Non si rischia di rivedere al ribasso la stima di crescita dell’1,2% per il 2016 contenuta nel Def di aprile?C’è chi ipotizza un +0,7% o al massimo +0,8% a fine anno. Io invece mi aspetto un Pil attorno all’1%, se non leggermente più alto. E nel medio termine non credo che la crescita italiana subirà forti contraccolpi dalla Brexit, al contrario della Germania.
Non vede nubi all’orizzonte?Più del rallentamento di giugno della produzione industriale mi preoccupa questa forte turbolenza in Borsa per i titoli delle banche e senza una ragione specifica, visto il verdetto positivo degli stress test dell’Eba. Altro fattore di potenziale instabilità è una
governance dell’Unione europea che rimane piuttosto ballerina.
Non si rischiano ripercussioni sui conti?Nelle recenti previsioni del Fondo monetario internazionale si indicava un deficit del 2,4%, sostanzialmente in linea con le stime del Tesoro. In aggiunta credo ci siano margini per ottenere flessibilità dall’Europa vista la notevole saggezza mostrata dalla Commissione Ue nei casi dei deficit di Spagna e Portogallo.

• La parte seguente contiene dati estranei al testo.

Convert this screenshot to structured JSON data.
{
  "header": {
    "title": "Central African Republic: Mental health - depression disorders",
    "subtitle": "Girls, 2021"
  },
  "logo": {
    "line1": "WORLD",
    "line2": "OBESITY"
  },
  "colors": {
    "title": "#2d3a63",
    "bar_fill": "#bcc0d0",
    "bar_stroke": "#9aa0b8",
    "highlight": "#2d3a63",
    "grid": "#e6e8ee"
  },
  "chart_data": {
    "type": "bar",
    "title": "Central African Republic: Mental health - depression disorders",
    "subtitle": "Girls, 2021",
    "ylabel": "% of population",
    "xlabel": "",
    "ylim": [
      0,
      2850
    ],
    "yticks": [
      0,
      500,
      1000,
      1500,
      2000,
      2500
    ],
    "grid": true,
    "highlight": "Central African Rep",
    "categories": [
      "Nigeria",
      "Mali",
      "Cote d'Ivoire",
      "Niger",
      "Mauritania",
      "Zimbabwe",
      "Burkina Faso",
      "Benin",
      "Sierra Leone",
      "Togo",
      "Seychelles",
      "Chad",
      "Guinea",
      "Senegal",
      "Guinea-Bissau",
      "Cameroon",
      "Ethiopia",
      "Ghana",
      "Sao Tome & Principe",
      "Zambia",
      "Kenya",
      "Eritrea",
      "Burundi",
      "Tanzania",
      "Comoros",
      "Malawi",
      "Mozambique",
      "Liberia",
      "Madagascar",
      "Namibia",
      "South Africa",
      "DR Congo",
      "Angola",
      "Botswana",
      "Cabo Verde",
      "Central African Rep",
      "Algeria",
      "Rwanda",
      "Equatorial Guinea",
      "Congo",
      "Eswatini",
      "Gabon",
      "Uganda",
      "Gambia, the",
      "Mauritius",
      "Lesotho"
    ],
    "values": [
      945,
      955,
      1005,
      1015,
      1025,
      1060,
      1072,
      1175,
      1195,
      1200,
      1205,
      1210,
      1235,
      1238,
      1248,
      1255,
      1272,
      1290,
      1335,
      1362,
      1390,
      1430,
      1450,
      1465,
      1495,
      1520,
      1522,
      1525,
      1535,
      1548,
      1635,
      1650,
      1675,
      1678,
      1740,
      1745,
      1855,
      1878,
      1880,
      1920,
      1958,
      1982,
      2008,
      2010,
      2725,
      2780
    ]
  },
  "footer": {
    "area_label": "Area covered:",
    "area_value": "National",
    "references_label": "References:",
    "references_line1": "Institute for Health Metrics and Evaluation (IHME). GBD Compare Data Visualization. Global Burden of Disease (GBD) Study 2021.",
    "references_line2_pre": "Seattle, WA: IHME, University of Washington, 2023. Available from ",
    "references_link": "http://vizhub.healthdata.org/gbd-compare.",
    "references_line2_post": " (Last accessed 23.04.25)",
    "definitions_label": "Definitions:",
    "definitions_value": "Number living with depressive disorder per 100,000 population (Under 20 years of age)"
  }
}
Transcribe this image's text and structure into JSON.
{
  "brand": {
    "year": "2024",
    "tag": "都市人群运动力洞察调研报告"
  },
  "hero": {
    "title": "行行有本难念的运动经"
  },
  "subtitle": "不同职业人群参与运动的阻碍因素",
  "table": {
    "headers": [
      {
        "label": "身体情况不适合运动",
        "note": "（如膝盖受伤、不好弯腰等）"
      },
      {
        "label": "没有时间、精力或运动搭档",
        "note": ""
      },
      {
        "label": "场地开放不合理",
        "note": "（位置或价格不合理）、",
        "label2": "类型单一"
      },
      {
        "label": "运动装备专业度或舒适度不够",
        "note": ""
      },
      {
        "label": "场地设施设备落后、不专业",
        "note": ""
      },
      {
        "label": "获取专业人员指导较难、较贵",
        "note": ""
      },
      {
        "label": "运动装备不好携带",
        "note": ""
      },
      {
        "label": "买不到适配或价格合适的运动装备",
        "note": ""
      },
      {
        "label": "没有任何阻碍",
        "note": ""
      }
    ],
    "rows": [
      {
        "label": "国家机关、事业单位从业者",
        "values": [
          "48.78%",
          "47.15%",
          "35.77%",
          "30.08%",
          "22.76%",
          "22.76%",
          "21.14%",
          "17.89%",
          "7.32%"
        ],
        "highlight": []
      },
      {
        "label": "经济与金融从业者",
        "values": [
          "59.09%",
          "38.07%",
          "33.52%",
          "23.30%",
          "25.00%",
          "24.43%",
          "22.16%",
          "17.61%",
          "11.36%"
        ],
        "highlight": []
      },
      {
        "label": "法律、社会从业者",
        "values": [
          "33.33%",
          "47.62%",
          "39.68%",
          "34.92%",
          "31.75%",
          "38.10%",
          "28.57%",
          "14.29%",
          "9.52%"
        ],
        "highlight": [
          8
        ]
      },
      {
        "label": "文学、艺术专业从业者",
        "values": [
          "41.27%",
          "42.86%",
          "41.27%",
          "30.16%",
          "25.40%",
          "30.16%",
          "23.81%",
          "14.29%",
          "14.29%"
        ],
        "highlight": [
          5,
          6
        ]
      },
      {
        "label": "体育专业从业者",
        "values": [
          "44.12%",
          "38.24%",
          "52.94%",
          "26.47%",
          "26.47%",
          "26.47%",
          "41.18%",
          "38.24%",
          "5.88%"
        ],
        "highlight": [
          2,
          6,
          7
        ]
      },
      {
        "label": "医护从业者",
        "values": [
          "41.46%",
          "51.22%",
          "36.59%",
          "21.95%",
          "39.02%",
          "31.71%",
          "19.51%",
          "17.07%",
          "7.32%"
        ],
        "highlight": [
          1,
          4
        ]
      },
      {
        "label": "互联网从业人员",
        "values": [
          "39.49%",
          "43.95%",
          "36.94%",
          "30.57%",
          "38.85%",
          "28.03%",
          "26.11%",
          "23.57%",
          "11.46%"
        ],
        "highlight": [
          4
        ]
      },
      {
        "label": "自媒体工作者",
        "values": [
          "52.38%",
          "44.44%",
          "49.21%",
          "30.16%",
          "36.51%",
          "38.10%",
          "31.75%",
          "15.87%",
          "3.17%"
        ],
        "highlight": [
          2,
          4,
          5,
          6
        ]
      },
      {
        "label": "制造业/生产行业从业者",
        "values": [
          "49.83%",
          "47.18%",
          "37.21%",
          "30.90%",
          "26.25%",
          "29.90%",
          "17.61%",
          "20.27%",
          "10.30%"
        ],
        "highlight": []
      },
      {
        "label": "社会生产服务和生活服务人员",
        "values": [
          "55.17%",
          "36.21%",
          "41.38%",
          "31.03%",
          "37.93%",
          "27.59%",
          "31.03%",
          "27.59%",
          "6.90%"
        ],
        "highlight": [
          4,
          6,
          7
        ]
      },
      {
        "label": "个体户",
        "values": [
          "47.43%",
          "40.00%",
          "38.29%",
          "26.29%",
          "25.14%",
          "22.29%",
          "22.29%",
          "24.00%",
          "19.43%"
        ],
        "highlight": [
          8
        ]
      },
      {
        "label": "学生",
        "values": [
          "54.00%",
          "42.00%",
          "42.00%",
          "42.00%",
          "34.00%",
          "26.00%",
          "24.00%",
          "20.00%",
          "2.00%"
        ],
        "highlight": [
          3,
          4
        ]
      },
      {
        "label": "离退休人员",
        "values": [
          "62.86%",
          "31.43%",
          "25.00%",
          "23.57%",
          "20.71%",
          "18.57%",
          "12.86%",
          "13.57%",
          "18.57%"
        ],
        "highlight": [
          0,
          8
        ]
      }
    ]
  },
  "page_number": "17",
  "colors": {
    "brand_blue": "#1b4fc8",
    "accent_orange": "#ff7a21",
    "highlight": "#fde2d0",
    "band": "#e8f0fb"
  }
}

Che sia all’1% o allo 0,7%, la crescita italiana resterebbe comunque piuttosto debole. Quali interventi servirebbero per renderla più tonica?La direzione che vuole intraprendere il governo mi sembra quella giusta. Con il progetto Industria 4.0, la cui presentazione in programma ieri è slittata a dopo l’estate, dovrebbe realizzarsi un intervento per apportare un ammodernamento innovativo all’apparato industriale nazionale. Del resto, servono investimenti sulla banda larga e la robotizzazione, sulla scia della politica che la Germania ha già iniziato con discreto successo da alcuni anni.